Whats the deal: Sugar

So we know that too much sugar is bad for us. How can we forget, with every magazine and newspaper under the sun urging us to quit it. Forever.

It would be ideal to give it up for good, yes, but realistic, not so much. I don’t know about you, but as soon as I tell myself something is forbidden, I want it. Sound familiar? Its almost impossible not to think of ice cream when you have sworn yourself of it. So how do we go about it. Well.

raw cane sugar

Its is time to try….. a more balanced approach. Allow yourself everything, just moderate it. Listen to your body and find a balance. Have a sugar sometimes, if really want it, but know what kind of sugar you are eating. I’m talking delicious homemade birthday cakes, fine patisseries and the odd almond croissant from the BEST baker in Borough market. Thats the sugar I enjoy, but in moderation. Too much and it is a slippery slope to ice cream for breakfast.

Anyway back to the sugar basics. Thats what this post is about, deconstructing the sugars. I’m going to break it down for you into to bitesize pieces. Get ready for the facts….

Sugar lips Tess Ward


Glucose is what carbohydrates get converted into in the body. How much glucose is released into the blood is dependant on the fructose/sucrose levels of the food eaten. It is the bodies favourite form of energy, the sugar in our blood, unlocked by insulin and used to fuel our brain and muscles.

Regulating glucose is important. If the blood sugar is too high, our pancreas struggles to produce enough insulin to regulate it and can lead to diabetes, and we all know that reversing insulin disorders can be very difficult. If it is too low (often led about by an overly restricted low carb diet) then we can develop hypoglycaemia. Don’t let yourself get to this point because it is in this survival mode your body will be yelling for the high carb foods – bread, pasta, white rice, potato and sugar!!

high fructose syrup


Fruit Sugar, simple monosaccharide, found in many fruits and vegetables.

Its sweet, so you need less, but very hard to digest. In small quantities it helps the body break down sucrose but in large quantities it has been discovered to have damaging effects on body. When the glucose from food enters the bloodstream, the body releases insulin to regulate sugar levels. When too much fructose enters the liver it overwhelms it. The liver can’t process it fast enough, so it turns the fructose into fat and sends them into the bloodstream. In the long term this leads to issues with heart disease and diabetes. Visit this website neuropathycure.org for more information. High fructose syrups and sugars are also know to trigger symptoms of IBS and irritate the gut lining.* 

Now I’m not fully condemning fructose, because when consumed with sucrose in moderate amounts, the body is able to digest it. It’s when it is eaten alone, and in large amounts that it becomes a problem. A little agave or honey in salad dressing is ok. Its important not get too pedantic. We just need to be aware.

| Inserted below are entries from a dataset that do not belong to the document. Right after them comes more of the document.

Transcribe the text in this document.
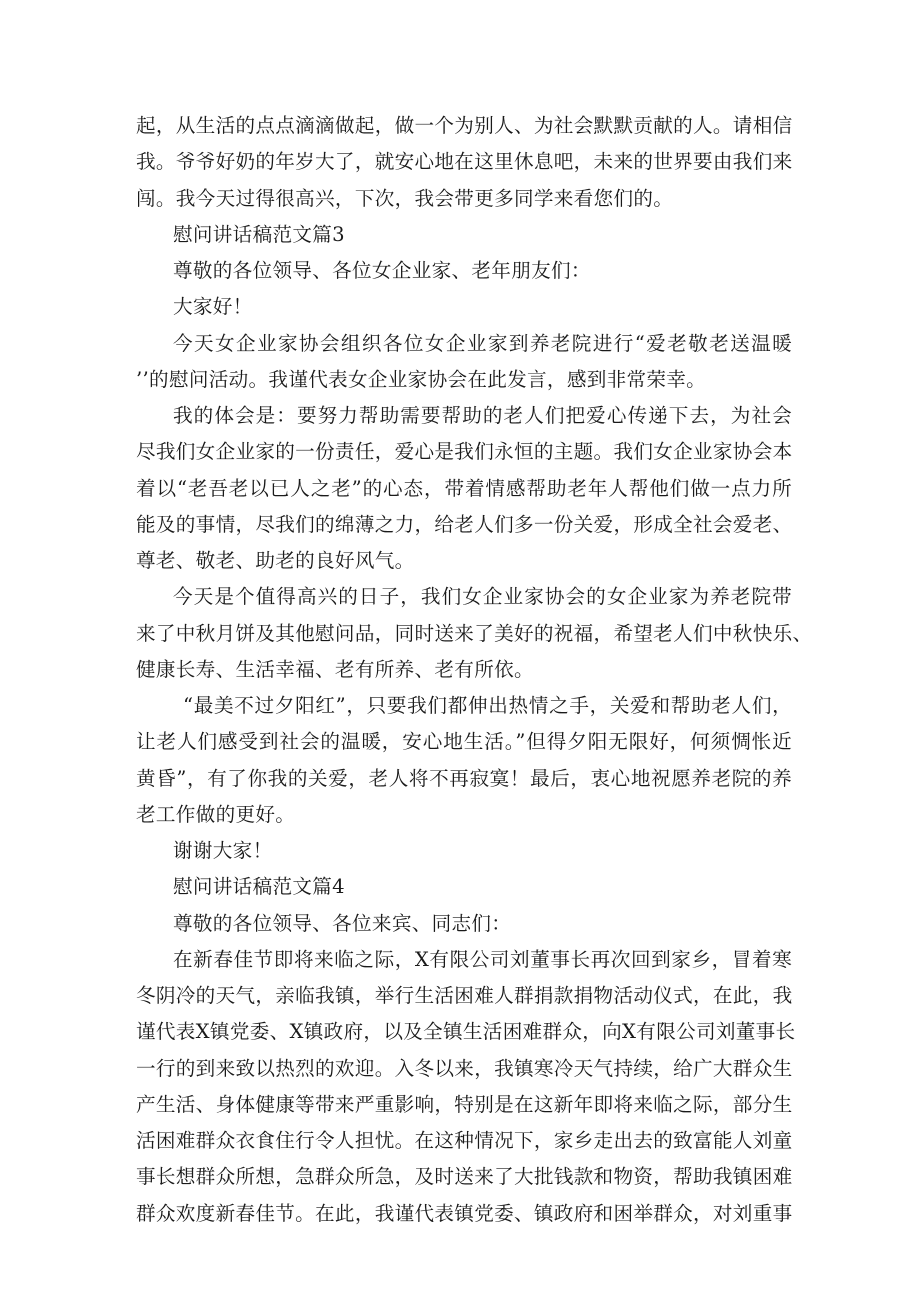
起，从生活的点点滴滴做起，做一个为别人、为社会默默贡献的人。请相信
我。爷爷好奶的年岁大了，就安心地在这里休息吧，未来的世界要由我们来
闯。我今天过得很高兴，下次，我会带更多同学来看您们的。
慰问讲话稿范文篇3
尊敬的各位领导、各位女企业家、老年朋友们：
大家好！
今天女企业家协会组织各位女企业家到养老院进行“爱老敬老送温暖
’’的慰问活动。我谨代表女企业家协会在此发言，感到非常荣幸。
我的体会是：要努力帮助需要帮助的老人们把爱心传递下去，为社会
尽我们女企业家的一份责任，爱心是我们永恒的主题。我们女企业家协会本
着以“老吾老以已人之老”的心态，带着情感帮助老年人帮他们做一点力所
能及的事情，尽我们的绵薄之力，给老人们多一份关爱，形成全社会爱老、
尊老、敬老、助老的良好风气。
今天是个值得高兴的日子，我们女企业家协会的女企业家为养老院带
来了中秋月饼及其他慰问品，同时送来了美好的祝福，希望老人们中秋快乐、
健康长寿、生活幸福、老有所养、老有所依。
“最美不过夕阳红”，只要我们都伸出热情之手，关爱和帮助老人们，
让老人们感受到社会的温暖，安心地生活。”但得夕阳无限好，何须惆怅近
黄昏”，有了你我的关爱，老人将不再寂寞！最后，衷心地祝愿养老院的养
老工作做的更好。
谢谢大家！
慰问讲话稿范文篇4
尊敬的各位领导、各位来宾、同志们：
在新春佳节即将来临之际，X有限公司刘董事长再次回到家乡，冒着寒
冬阴冷的天气，亲临我镇，举行生活困难人群捐款捐物活动仪式，在此，我
谨代表X镇党委、X镇政府，以及全镇生活困难群众，向X有限公司刘董事长
一行的到来致以热烈的欢迎。入冬以来，我镇寒冷天气持续，给广大群众生
产生活、身体健康等带来严重影响，特别是在这新年即将来临之际，部分生
活困难群众衣食住行令人担忧。在这种情况下，家乡走出去的致富能人刘童
事长想群众所想，急群众所急，及时送来了大批钱款和物资，帮助我镇困难
群众欢度新春佳节。在此，我谨代表镇党委、镇政府和困举群众，对刘重事
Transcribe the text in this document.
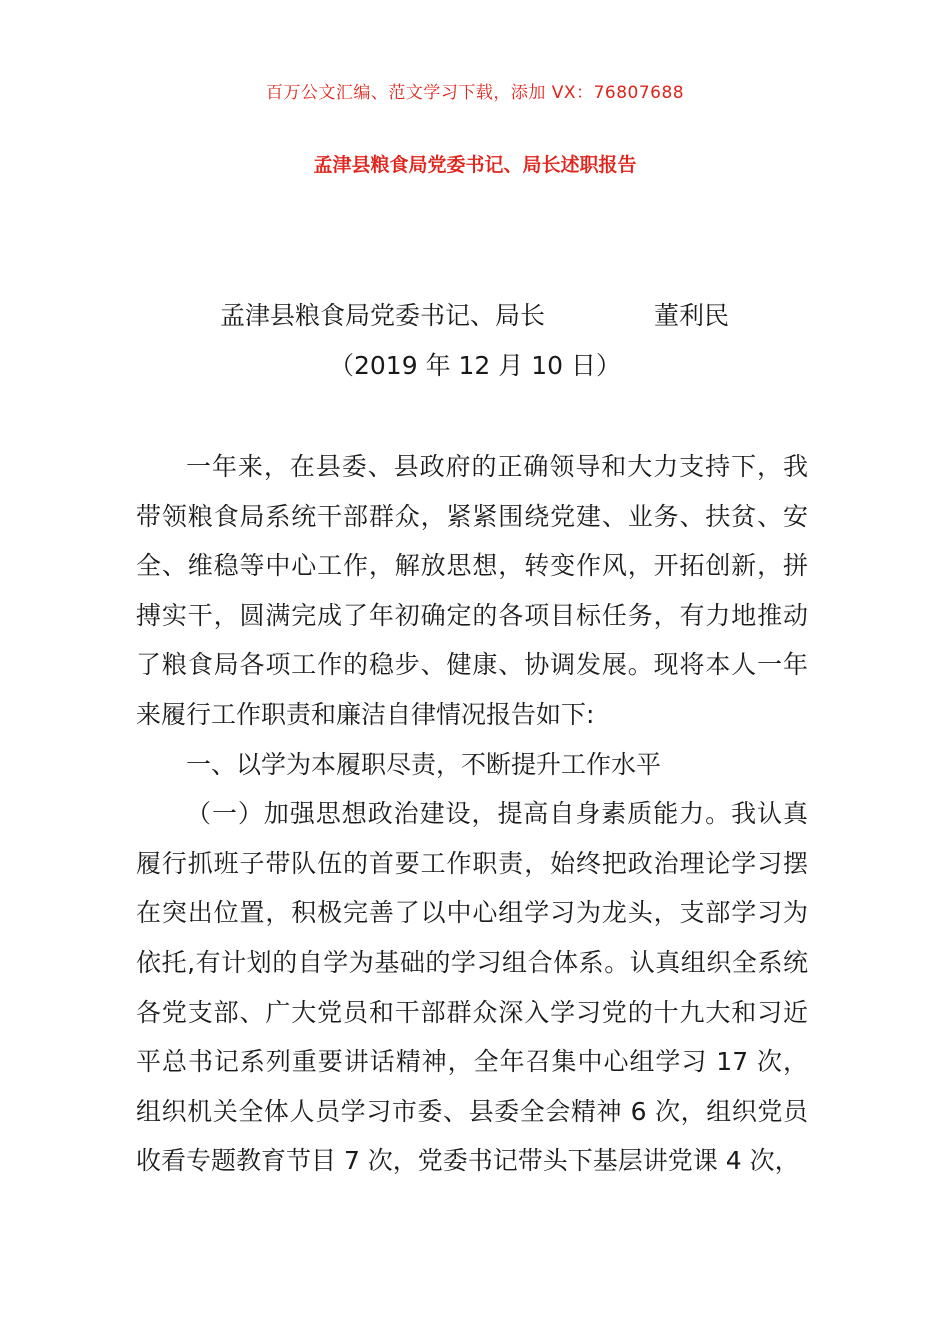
百万公文汇编、范文学习下载，添加 VX：76807688
孟津县粮食局党委书记、局长述职报告
孟津县粮食局党委书记、局长	董利民
（2019 年 12 月 10 日）

一年来，在县委、县政府的正确领导和大力支持下，我带领粮食局系统干部群众，紧紧围绕党建、业务、扶贫、安全、维稳等中心工作，解放思想，转变作风，开拓创新，拼搏实干，圆满完成了年初确定的各项目标任务，有力地推动了粮食局各项工作的稳步、健康、协调发展。现将本人一年来履行工作职责和廉洁自律情况报告如下:

一、以学为本履职尽责，不断提升工作水平

（一）加强思想政治建设，提高自身素质能力。我认真履行抓班子带队伍的首要工作职责，始终把政治理论学习摆在突出位置，积极完善了以中心组学习为龙头，支部学习为依托,有计划的自学为基础的学习组合体系。认真组织全系统各党支部、广大党员和干部群众深入学习党的十九大和习近平总书记系列重要讲话精神，全年召集中心组学习 17 次，组织机关全体人员学习市委、县委全会精神 6 次，组织党员收看专题教育节目 7 次，党委书记带头下基层讲党课 4 次，
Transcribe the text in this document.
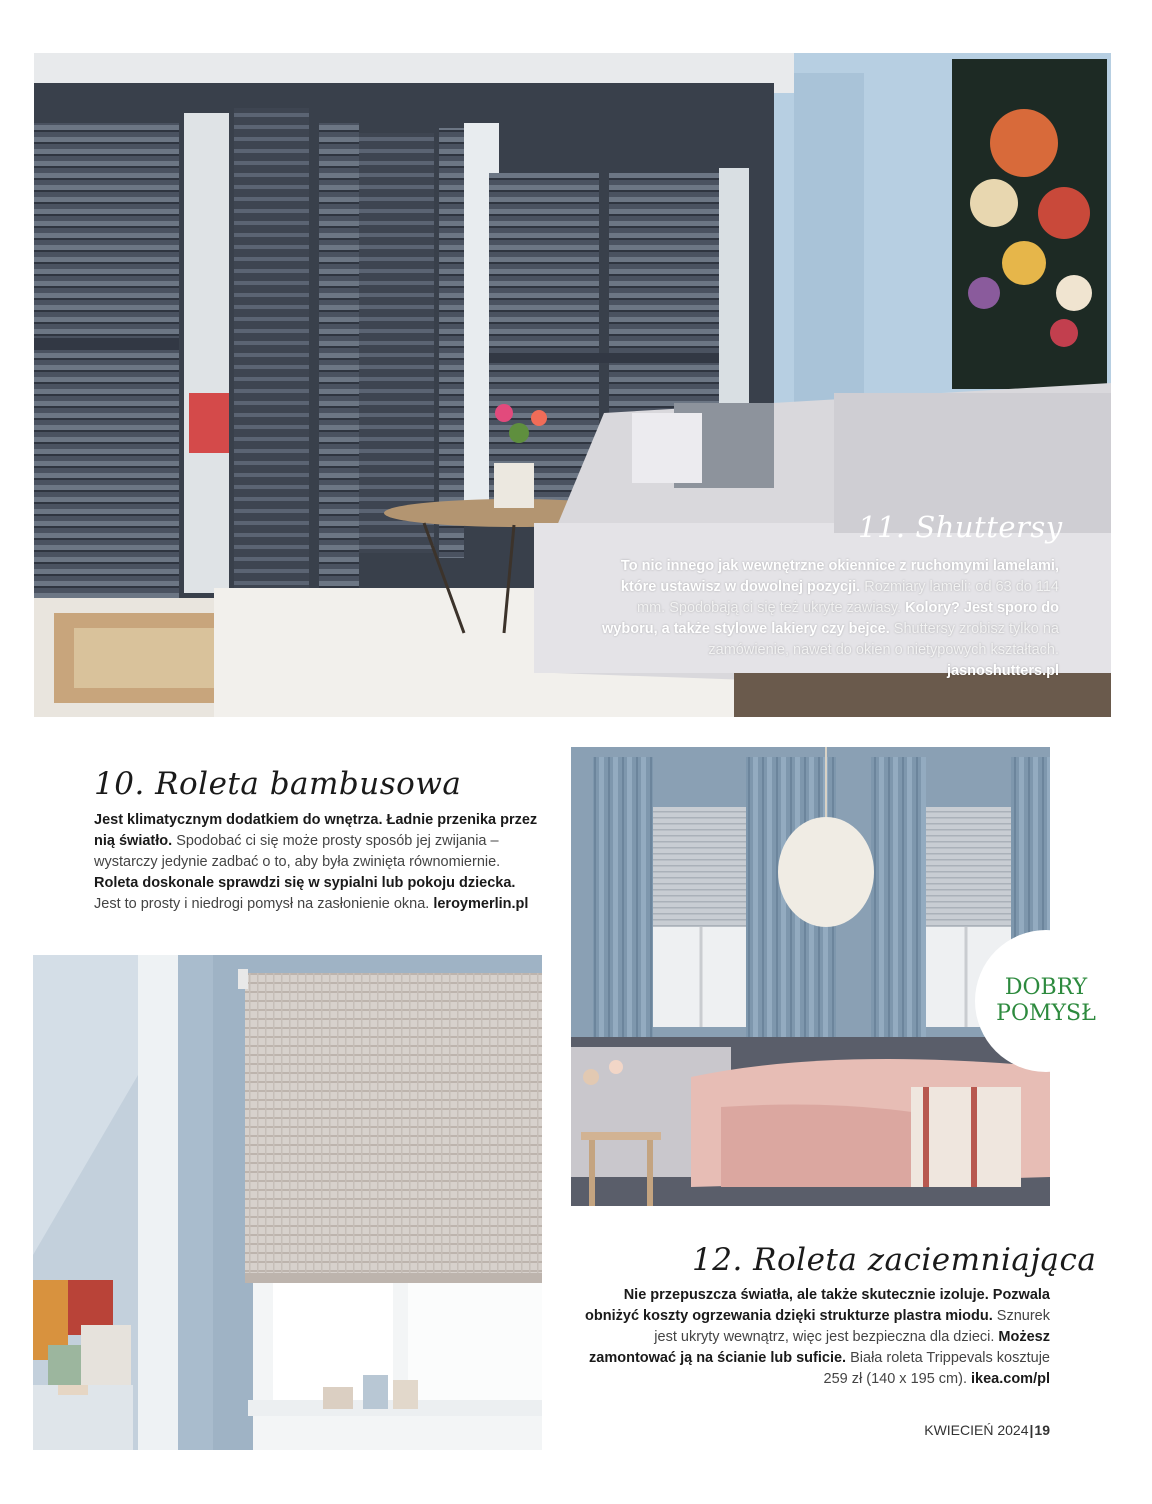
11. Shuttersy

To nic innego jak wewnętrzne okiennice z ruchomymi lamelami, które ustawisz w dowolnej pozycji. Rozmiary lameli: od 63 do 114 mm. Spodobają ci się też ukryte zawiasy. Kolory? Jest sporo do wyboru, a także stylowe lakiery czy bejce. Shuttersy zrobisz tylko na zamówienie, nawet do okien o nietypowych kształtach. jasnoshutters.pl

10. Roleta bambusowa

Jest klimatycznym dodatkiem do wnętrza. Ładnie przenika przez nią światło. Spodobać ci się może prosty sposób jej zwijania – wystarczy jedynie zadbać o to, aby była zwinięta równomiernie. Roleta doskonale sprawdzi się w sypialni lub pokoju dziecka. Jest to prosty i niedrogi pomysł na zasłonienie okna. leroymerlin.pl

DOBRY
POMYSŁ
12. Roleta zaciemniająca

Nie przepuszcza światła, ale także skutecznie izoluje. Pozwala obniżyć koszty ogrzewania dzięki strukturze plastra miodu. Sznurek jest ukryty wewnątrz, więc jest bezpieczna dla dzieci. Możesz zamontować ją na ścianie lub suficie. Biała roleta Trippevals kosztuje 259 zł (140 x 195 cm). ikea.com/pl

KWIECIEŃ 2024|19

High Fructose ingredients include: concentrated apple juices, agave syrup, carob syrups, high-fructose corn syrup, cane sugar, beet sugar, even honey.

raw unrefined sugar


This is table sugar. It is made from a combination of glucose and fructose units, usually taken from sugar cane or sugar beet. In its unrefined form, it helps the body metabolise fructose. But it has a very high Glycemic Index – meaning it releases glucose into the blood very quickly, prompting the pancreas to produce insulin at a rapid rate. Overtime this is knackering for pancreas, so it often gives up (or at least takes a break) and you can find you have developed type-2 diabetes, or at the least become pre-diabetic. Being pre diabetic means you are already damaging your arteries and blood vessels from excess sugar in the blood, even if you are not technically classified as diabetic.

It is something to think about before taking a third slice of cake. Just sayin…

If you are going to consume sugar, opt for the ones with a equal or slightly higher sucrose/fructose ratio to have. They are easier to metabolise and have a less harmful effect on the body.

Higher sucrose/fructose Ingredients : maple syrup, coconut palm sugar, unrefined cane sugar

Medium sucrose/fructose ingredients : molasses, black treacle


So put down that sweetie jar, and grab yourself an orange. Yes, that means me too. Its time to cut back, not quit. We need not throw out the baby with the bathwater and condemn sugar completely, just be mindful about the types we are choosing. Eat wholesome food everyday and enjoy the odd treat… It really is possible to have your cake and eat it too!